FIs can use multiple data sources through the use of a vendor network. Data aggregation solutions give FIs access to information from a plethora of data sources. This means that FIs no longer must rely on only internal and traditional credit data--they can use various forms of data to cross-check consumer information in order to gain a holistic view of the consumer. Cross-checking consumer information is important for fraud mitigation because it is easier to spot discrepancies or unusual information when more than one data type is used. For example, if a consumer has utility and phone bills sent to one address, but the address provided on an application is different, there could be fraud involved. To gain a holistic view of consumers, FIs can use multiple data sources besides traditional data to build a more complete picture of what the consumer is actually like. This means that banks can see how consumers perform in multiple aspect of their life, not just in their traditional credit history. For example, if a consumer has lived in the middle of a city on the east coast their whole life, does not own a truck, and has never travelled to the Midwest, but suddenly applied for a loan to buy a horse trailer in Kansas, fraud is most likely involved. When a complete view of the consumer is built, FIs can easily notice this kind of unusual or unlikely behavior.
During the lending process, banks can use other fraud mitigation techniques that include incorporating automated and manual reviews into the processing workflow. When automated reviews are used, FIs can easily detect differences in consumer information and use modeling and analytics to analyze consumer behavior, as discussed above. Beyond that, FIs can incorporate manual reviews that will verify fraudulent activity and resolve false positives. When discrepancies in the information are discovered, applications are put into a manual review queue where they are reviewed on an individual basis. If the information is fraudulent, the fraudster is discovered and the automated lending process is stopped. However, if the information is reviewed and found to be legitimate, the stipulation is resolved and the application is put back into the workflow where it left.
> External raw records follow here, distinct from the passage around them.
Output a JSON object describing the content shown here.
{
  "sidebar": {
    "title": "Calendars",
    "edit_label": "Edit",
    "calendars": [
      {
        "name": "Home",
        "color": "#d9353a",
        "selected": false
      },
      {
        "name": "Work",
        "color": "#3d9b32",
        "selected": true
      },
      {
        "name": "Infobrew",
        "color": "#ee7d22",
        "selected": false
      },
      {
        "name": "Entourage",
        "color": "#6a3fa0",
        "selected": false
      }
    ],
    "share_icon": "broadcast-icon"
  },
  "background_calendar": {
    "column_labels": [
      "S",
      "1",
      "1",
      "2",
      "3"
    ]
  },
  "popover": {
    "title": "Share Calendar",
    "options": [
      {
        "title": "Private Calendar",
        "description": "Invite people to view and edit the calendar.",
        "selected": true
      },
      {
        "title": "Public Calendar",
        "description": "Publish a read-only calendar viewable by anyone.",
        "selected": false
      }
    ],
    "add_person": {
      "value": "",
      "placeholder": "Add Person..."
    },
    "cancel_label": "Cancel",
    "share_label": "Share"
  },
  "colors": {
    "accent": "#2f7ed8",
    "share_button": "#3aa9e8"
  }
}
There are many ways that FIs can improve their fraud mitigation strategies through lending automation which include: using multiple data sources, incorporating fraud mitigation into multiple steps, using advanced modeling and analytics, and incorporating manual and automated reviews into the workflow. When financial institutions use these techniques they can more accurately catch fraudulent activity and preserve the integrity of their institution.